Ao lembrar de sua casa - completamente soterrada pela lama de rejeitos minerais - Alexandre recorda de um violão que tinha pendurado na parede e da antena nova, que comprou uma semana antes da tragédia. "Sou devoto e lá em casa todo dia às 18h eu rezava o terço na Aparecida (canal de televisão católico)", lembra.

Pai de seis filhos e avô de 11 netos, toda família de Alexandre morava em Paracatu de Baixo. O senhor recorda que os moradores escaparam graças a um helicóptero da Polícia Militar que desceu no campo da cidade. "Eles estouraram dois foguetes e mandaram todo mundo correr para o alto que a lama estava vindo e a barragem havia rompido", recorda. Alexandre, que se apoia em uma bengala para andar, mas ainda voltou em casa para buscar os remédios de uso contínuo e os documentos. "Dez minutos depois a lama acabou com tudo", lamenta.

José Caetano, de Bento Rodrigues, não teve tempo de voltar para buscar nada. O único objeto que trouxe foi um chicote. "Escutei o barulho do pessoal correndo e achei que algum avião estava caindo. Depois pensei que era briga. Fui lá dentro (de casa), peguei o chicote e sai na rua para separar a confusão", recorda José.

Quando escutou o que as pessoas gritavam se deu conta de que a barragem havia rompido e correu para a parte alta do distrito. O lamento de José é que o dinheiro que guardava embaixo da cama - R$ 2.410 - foi embora com a lama. "Vem um moço de Belo Horizonte para cobrar uma prestação e eu não terei como pagar", diz José, que depois pensa um pouco e completa: "Mas também se ele for em Bento não vai achar nada".

FECHA A JANELA Os últimos dias são de muito sofrimento para Rosa Maurília Gomes, de 77 anos. Moradora de Bento Rodrigues ela conseguiu sair de casa, que estava na parte alta do distrito, na Rua Carlos Pinto, mas não teve tempo de fechar a janela. Quando soube que a reportagem do Estado de Minas havia estado lá e visto a casa dela, observando a lojinha de roupas na garagem e que a janela havia ficado aberta, ela pediu: “Moço, se você voltar lá pede os bombeiros para fecharem a janela. É só empurrar. Se eles puderem travar com um pedacinho de pau eu agradeceria muito".

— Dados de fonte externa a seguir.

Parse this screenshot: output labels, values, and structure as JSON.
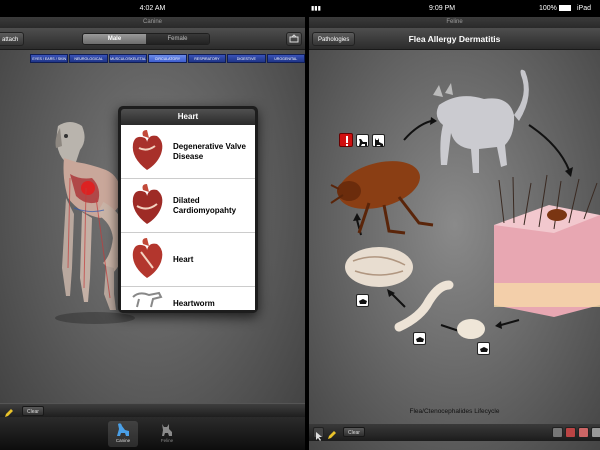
{
  "left": {
    "status": {
      "time": "4:02 AM"
    },
    "subtitle": "Canine",
    "navbar": {
      "back_label": "attach"
    },
    "gender": {
      "options": [
        "Male",
        "Female"
      ],
      "selected": "Male"
    },
    "systems": [
      {
        "label": "EYES / EARS / SKIN",
        "active": false
      },
      {
        "label": "NEUROLOGICAL",
        "active": false
      },
      {
        "label": "MUSCULOSKELETAL",
        "active": false
      },
      {
        "label": "CIRCULATORY",
        "active": true
      },
      {
        "label": "RESPIRATORY",
        "active": false
      },
      {
        "label": "DIGESTIVE",
        "active": false
      },
      {
        "label": "UROGENITAL",
        "active": false
      }
    ],
    "popover": {
      "title": "Heart",
      "items": [
        {
          "label": "Degenerative Valve Disease"
        },
        {
          "label": "Dilated Cardiomyopahty"
        },
        {
          "label": "Heart"
        },
        {
          "label": "Heartworm"
        }
      ]
    },
    "toolbar": {
      "clear_label": "Clear"
    },
    "tabbar": [
      {
        "label": "Canine",
        "selected": true
      },
      {
        "label": "Feline",
        "selected": false
      }
    ]
  },
  "right": {
    "status": {
      "time": "9:09 PM",
      "battery": "100%",
      "device": "iPad"
    },
    "subtitle": "Feline",
    "navbar": {
      "back_label": "Pathologies",
      "title": "Flea Allergy Dermatitis"
    },
    "caption": "Flea/Ctenocephalides Lifecycle",
    "toolbar": {
      "clear_label": "Clear"
    }
  },
  "colors": {
    "tab_blue": "#2a44a8",
    "tab_active": "#5577dd",
    "warning_red": "#d01010"
  }
}
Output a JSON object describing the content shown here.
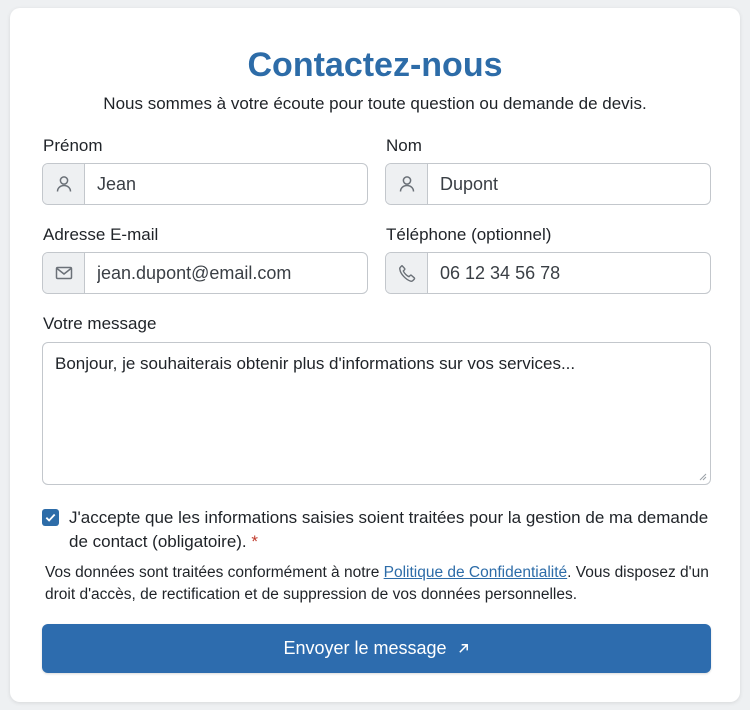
{
  "form": {
    "title": "Contactez-nous",
    "subtitle": "Nous sommes à votre écoute pour toute question ou demande de devis.",
    "fields": {
      "first_name": {
        "label": "Prénom",
        "value": "Jean",
        "icon": "user-icon"
      },
      "last_name": {
        "label": "Nom",
        "value": "Dupont",
        "icon": "user-icon"
      },
      "email": {
        "label": "Adresse E-mail",
        "value": "jean.dupont@email.com",
        "icon": "mail-icon"
      },
      "phone": {
        "label": "Téléphone (optionnel)",
        "value": "06 12 34 56 78",
        "icon": "phone-icon"
      },
      "message": {
        "label": "Votre message",
        "value": "Bonjour, je souhaiterais obtenir plus d'informations sur vos services..."
      }
    },
    "consent": {
      "checked": true,
      "text": "J'accepte que les informations saisies soient traitées pour la gestion de ma demande de contact (obligatoire).",
      "required_mark": "*"
    },
    "privacy": {
      "before": "Vos données sont traitées conformément à notre ",
      "link": "Politique de Confidentialité",
      "after": ". Vous disposez d'un droit d'accès, de rectification et de suppression de vos données personnelles."
    },
    "submit_label": "Envoyer le message",
    "colors": {
      "accent": "#2d6ca8",
      "required": "#c0392b",
      "addon_bg": "#eef0f2"
    }
  }
}
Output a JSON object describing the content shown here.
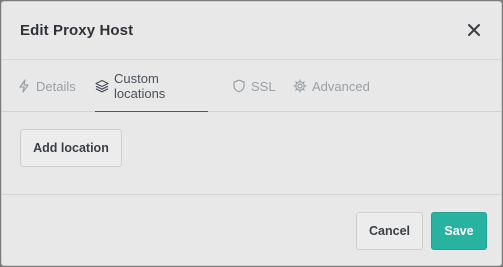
{
  "modal": {
    "title": "Edit Proxy Host",
    "close_icon": "close-icon"
  },
  "tabs": [
    {
      "label": "Details",
      "icon": "lightning-icon",
      "active": false
    },
    {
      "label": "Custom locations",
      "icon": "layers-icon",
      "active": true
    },
    {
      "label": "SSL",
      "icon": "shield-icon",
      "active": false
    },
    {
      "label": "Advanced",
      "icon": "gear-icon",
      "active": false
    }
  ],
  "content": {
    "add_location_label": "Add location"
  },
  "footer": {
    "cancel_label": "Cancel",
    "save_label": "Save"
  },
  "colors": {
    "accent": "#27b3a0",
    "background": "#e8e8e8",
    "overlay": "#7a7a7a"
  }
}
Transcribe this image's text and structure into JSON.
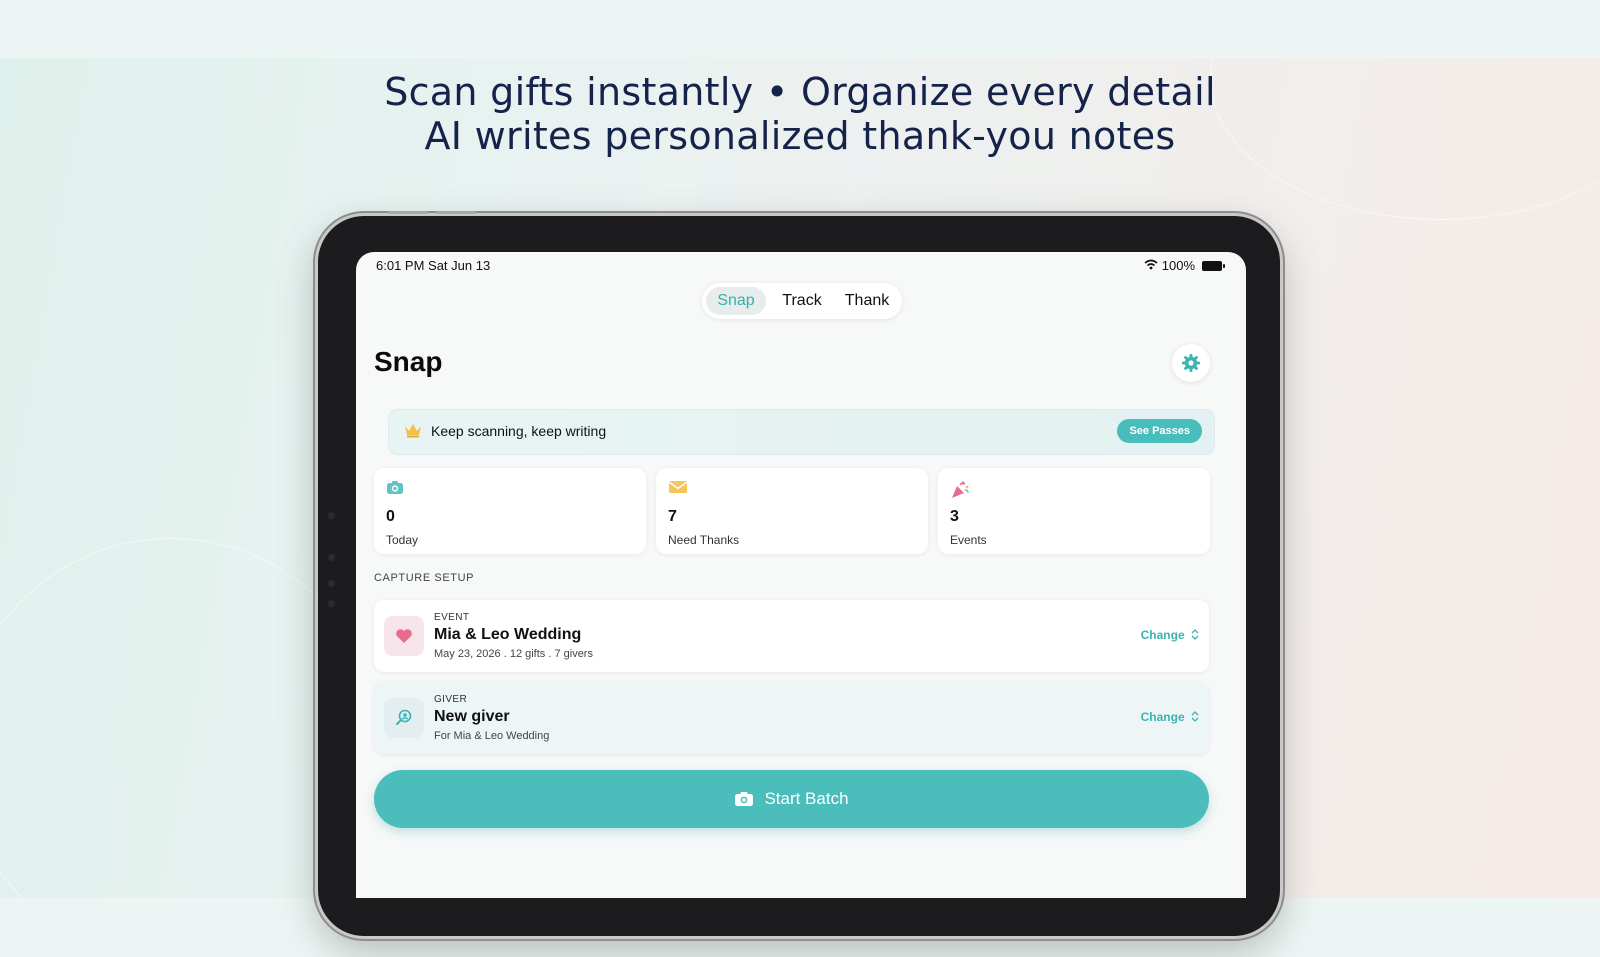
{
  "headline": {
    "line1": "Scan gifts instantly • Organize every detail",
    "line2": "AI writes personalized thank-you notes"
  },
  "status_bar": {
    "time_date": "6:01 PM   Sat Jun 13",
    "battery": "100%"
  },
  "tabs": [
    {
      "label": "Snap",
      "active": true
    },
    {
      "label": "Track",
      "active": false
    },
    {
      "label": "Thank",
      "active": false
    }
  ],
  "page": {
    "title": "Snap",
    "settings_icon": "gear-icon"
  },
  "promo": {
    "icon": "crown-icon",
    "text": "Keep scanning, keep writing",
    "button_label": "See Passes"
  },
  "stats": [
    {
      "icon": "camera-icon",
      "value": "0",
      "label": "Today"
    },
    {
      "icon": "envelope-icon",
      "value": "7",
      "label": "Need Thanks"
    },
    {
      "icon": "party-popper-icon",
      "value": "3",
      "label": "Events"
    }
  ],
  "capture_setup": {
    "heading": "CAPTURE SETUP",
    "event": {
      "kicker": "EVENT",
      "title": "Mia & Leo Wedding",
      "subtitle": "May 23, 2026 . 12 gifts . 7 givers",
      "change_label": "Change",
      "icon": "heart-icon"
    },
    "giver": {
      "kicker": "GIVER",
      "title": "New giver",
      "subtitle": "For Mia & Leo Wedding",
      "change_label": "Change",
      "icon": "person-search-icon"
    }
  },
  "cta": {
    "label": "Start Batch",
    "icon": "camera-icon"
  },
  "colors": {
    "accent": "#4bbdbb",
    "headline": "#15234a",
    "heart": "#e86a8c",
    "crown": "#f2c14b"
  }
}
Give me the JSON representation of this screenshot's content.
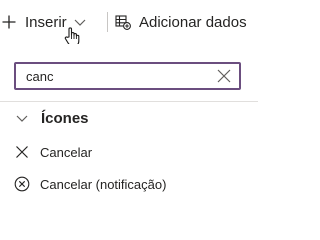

Rosa é uma, dos mais de 600 que saíram de casa sem tempo de pegar documento, objetos pessoais e deixaram toda a história para trás. “Lá era um lugar bom demais, com o povo unido. Pena que acabou”, lamenta. Com quase 80 anos ela não sabe o futuro que a espera e nem onde irá morar. Na tarde de ontem estava sentada na calçada, em frente ao Hotel Providência, junto com outros moradores de Bento – como todos chamam o local – a espera de uma notícia que dê algum sentido a vida daqui para frente.